Since September 2018, credit freezes have been free at all three major US consumer credit bureaus under federal law. They are the single most effective defensive step an individual can take after a breach — more than "credit monitoring," which only tells you after the fact. A freeze prevents new accounts from being opened in your name because the bureau will not release a report to a lender.
This is the exact process. Do all three bureaus. Doing only one leaves the others exposed.
Equifax
- Web:
equifax.com/personal/credit-report-services/credit-freeze/ - Phone: 1-800-349-9960
- Mail: Equifax Information Services LLC, P.O. Box 105788, Atlanta, GA 30348-5788
Fastest route: create a myEquifax account, verify your identity with the usual out-of-wallet questions, and toggle the freeze on. You get a PIN (save it to your password manager). Takes under 10 minutes.
Experian
- Web:
experian.com/freeze - Phone: 1-888-397-3742
- Mail: Experian Security Freeze, P.O. Box 9554, Allen, TX 75013
Same flow. Account creation, identity verification, freeze toggle. Experian will try repeatedly to upsell you to paid monitoring. Decline. The freeze itself is free and separate from any product.
TransUnion
- Web:
transunion.com/credit-freeze - Phone: 1-888-909-8872
- Mail: TransUnion LLC, P.O. Box 160, Woodlyn, PA 19094
Likewise: account, verification, freeze. TransUnion's TrueIdentity product bundles free freeze management — fine to use, just ignore the paid tiers.
Do Not Forget the Smaller Bureaus
The Big Three get most of the attention, but lenders and identity services pull from others. Freeze these too:
- Innovis (1-800-540-2505,
innovis.com/personal/securityFreeze) — often used as a fourth bureau. - NCTUE (1-866-349-5355,
exchangeservicecenter.com) — National Consumer Telecom & Utilities Exchange; used for cell and utility accounts. - ChexSystems (1-800-887-7652,
chexsystems.com) — used when opening bank accounts. - LexisNexis (1-800-456-6004) — used in insurance underwriting.
Child Credit Freezes
Under the same 2018 federal law, parents and guardians can freeze the credit of a minor under 16 for free.

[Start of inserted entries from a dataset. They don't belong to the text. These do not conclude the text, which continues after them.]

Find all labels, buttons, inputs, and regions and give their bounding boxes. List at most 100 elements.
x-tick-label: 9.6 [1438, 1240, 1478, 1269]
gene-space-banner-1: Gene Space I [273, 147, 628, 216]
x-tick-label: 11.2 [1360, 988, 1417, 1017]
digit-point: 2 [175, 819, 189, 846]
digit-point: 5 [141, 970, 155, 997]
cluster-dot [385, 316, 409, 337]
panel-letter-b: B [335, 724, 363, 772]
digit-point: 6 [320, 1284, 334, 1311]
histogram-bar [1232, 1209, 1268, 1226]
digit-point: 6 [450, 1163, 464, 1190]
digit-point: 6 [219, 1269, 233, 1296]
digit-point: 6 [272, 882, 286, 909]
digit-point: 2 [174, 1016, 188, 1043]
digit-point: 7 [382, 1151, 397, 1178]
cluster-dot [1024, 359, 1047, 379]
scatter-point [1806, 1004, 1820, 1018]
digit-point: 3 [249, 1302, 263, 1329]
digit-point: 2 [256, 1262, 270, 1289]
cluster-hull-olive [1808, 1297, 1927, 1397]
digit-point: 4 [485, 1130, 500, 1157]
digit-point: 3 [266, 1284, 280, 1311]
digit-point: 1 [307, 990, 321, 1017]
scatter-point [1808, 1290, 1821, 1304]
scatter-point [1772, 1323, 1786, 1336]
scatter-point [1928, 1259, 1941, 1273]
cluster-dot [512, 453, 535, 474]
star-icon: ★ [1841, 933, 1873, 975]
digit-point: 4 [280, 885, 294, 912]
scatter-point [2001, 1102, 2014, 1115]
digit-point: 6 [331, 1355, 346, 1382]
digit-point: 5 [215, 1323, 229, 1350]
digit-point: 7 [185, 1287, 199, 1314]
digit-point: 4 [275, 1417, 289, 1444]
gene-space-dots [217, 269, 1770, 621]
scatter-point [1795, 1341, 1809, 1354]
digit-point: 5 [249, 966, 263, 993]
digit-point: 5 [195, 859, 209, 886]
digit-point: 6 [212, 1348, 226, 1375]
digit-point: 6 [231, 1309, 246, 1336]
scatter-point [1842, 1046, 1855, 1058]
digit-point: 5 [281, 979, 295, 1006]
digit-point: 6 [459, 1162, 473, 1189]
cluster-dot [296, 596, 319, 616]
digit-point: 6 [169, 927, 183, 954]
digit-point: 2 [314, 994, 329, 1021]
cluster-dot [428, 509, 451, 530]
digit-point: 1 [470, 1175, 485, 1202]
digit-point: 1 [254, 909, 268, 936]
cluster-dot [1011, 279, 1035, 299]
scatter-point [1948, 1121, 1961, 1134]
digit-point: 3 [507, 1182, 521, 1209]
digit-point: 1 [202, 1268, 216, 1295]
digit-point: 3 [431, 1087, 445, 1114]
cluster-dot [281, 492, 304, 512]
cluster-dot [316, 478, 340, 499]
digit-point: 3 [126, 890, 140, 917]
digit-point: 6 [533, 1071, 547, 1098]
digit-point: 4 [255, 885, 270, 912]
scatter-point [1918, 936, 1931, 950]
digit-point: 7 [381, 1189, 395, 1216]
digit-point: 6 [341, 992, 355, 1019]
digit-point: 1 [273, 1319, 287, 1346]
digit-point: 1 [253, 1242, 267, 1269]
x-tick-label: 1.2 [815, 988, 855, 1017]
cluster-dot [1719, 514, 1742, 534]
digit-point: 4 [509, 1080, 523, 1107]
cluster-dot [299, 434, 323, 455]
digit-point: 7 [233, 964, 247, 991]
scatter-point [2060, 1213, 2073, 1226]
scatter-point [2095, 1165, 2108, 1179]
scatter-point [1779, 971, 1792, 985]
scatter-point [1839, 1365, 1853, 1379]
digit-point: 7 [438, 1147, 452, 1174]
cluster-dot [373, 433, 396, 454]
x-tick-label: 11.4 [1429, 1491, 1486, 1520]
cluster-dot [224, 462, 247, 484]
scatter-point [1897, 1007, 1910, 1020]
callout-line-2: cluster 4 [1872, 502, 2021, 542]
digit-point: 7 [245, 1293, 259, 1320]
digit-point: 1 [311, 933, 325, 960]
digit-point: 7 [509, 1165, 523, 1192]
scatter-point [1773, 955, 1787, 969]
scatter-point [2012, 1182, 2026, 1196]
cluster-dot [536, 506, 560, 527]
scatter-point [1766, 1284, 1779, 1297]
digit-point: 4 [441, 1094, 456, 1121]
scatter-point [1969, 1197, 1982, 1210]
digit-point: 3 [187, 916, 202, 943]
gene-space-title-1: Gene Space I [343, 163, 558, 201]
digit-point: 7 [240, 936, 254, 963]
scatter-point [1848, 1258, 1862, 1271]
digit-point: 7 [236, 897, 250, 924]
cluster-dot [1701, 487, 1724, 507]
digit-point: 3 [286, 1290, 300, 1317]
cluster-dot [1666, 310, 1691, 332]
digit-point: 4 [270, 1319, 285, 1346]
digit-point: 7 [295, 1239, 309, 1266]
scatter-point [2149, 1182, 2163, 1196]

Because children have no established credit activity, synthetic identity fraud against their SSN can go unnoticed for years — often until the child applies for a first credit card or student loan.
Each bureau has a separate child freeze process, and it requires more documentation (proof of the parent-child relationship, the child's SSN, often a birth certificate). Mail-in is the common path.
- Equifax: Minor Security Freeze packet
- Experian: Minor freeze via mail with documentation
- TransUnion: Minor freeze via the online portal or mail
Allow 2-4 weeks for processing. This is one of the highest-value, lowest-visibility protective steps a parent can take.
When to Unfreeze
A freeze is not a one-way street. You lift it temporarily when you need to:
- Apply for a new credit card, loan, or mortgage.
- Rent an apartment (many landlords pull credit).
- Open a new cell phone account.
- Get certain insurance quotes that use credit-based underwriting.
You can thaw for a specified period (e.g., 3 days) or by specific bureau (if the lender tells you which one they pull). Online thaws are instant. The freeze auto-reapplies after the window.
Pro tip: ask the lender which bureau they pull. You often only need to thaw one, not all three.
Freezes vs. Fraud Alerts
These are different tools. Know when to use each:
- Fraud alert: The lender is instructed to take extra steps (like calling you) before issuing credit. It does not block credit. Free, lasts one year (initial) or seven years (extended, requires identity-theft affidavit). Place with one bureau and they share to the other two.
- Credit freeze: The lender cannot pull your report at all without you lifting it. Strongest protection. Free, place and lift with each bureau individually.
If you have been the victim of identity theft, you do both: extended fraud alert plus freeze. Belt and suspenders.
What a Freeze Does Not Do
- It does not stop existing accounts from being compromised. Still monitor your statements.
- It does not prevent IRS-refund identity theft (Form 14039 handles that).
- It does not prevent medical identity theft.
- It does not prevent SSN-based account takeovers at accounts you already hold.
Freeze your credit. Freeze your kids'. Freeze the side bureaus. It takes an hour total, costs nothing, and blocks the single most common monetization path for stolen SSNs. There is genuinely no downside.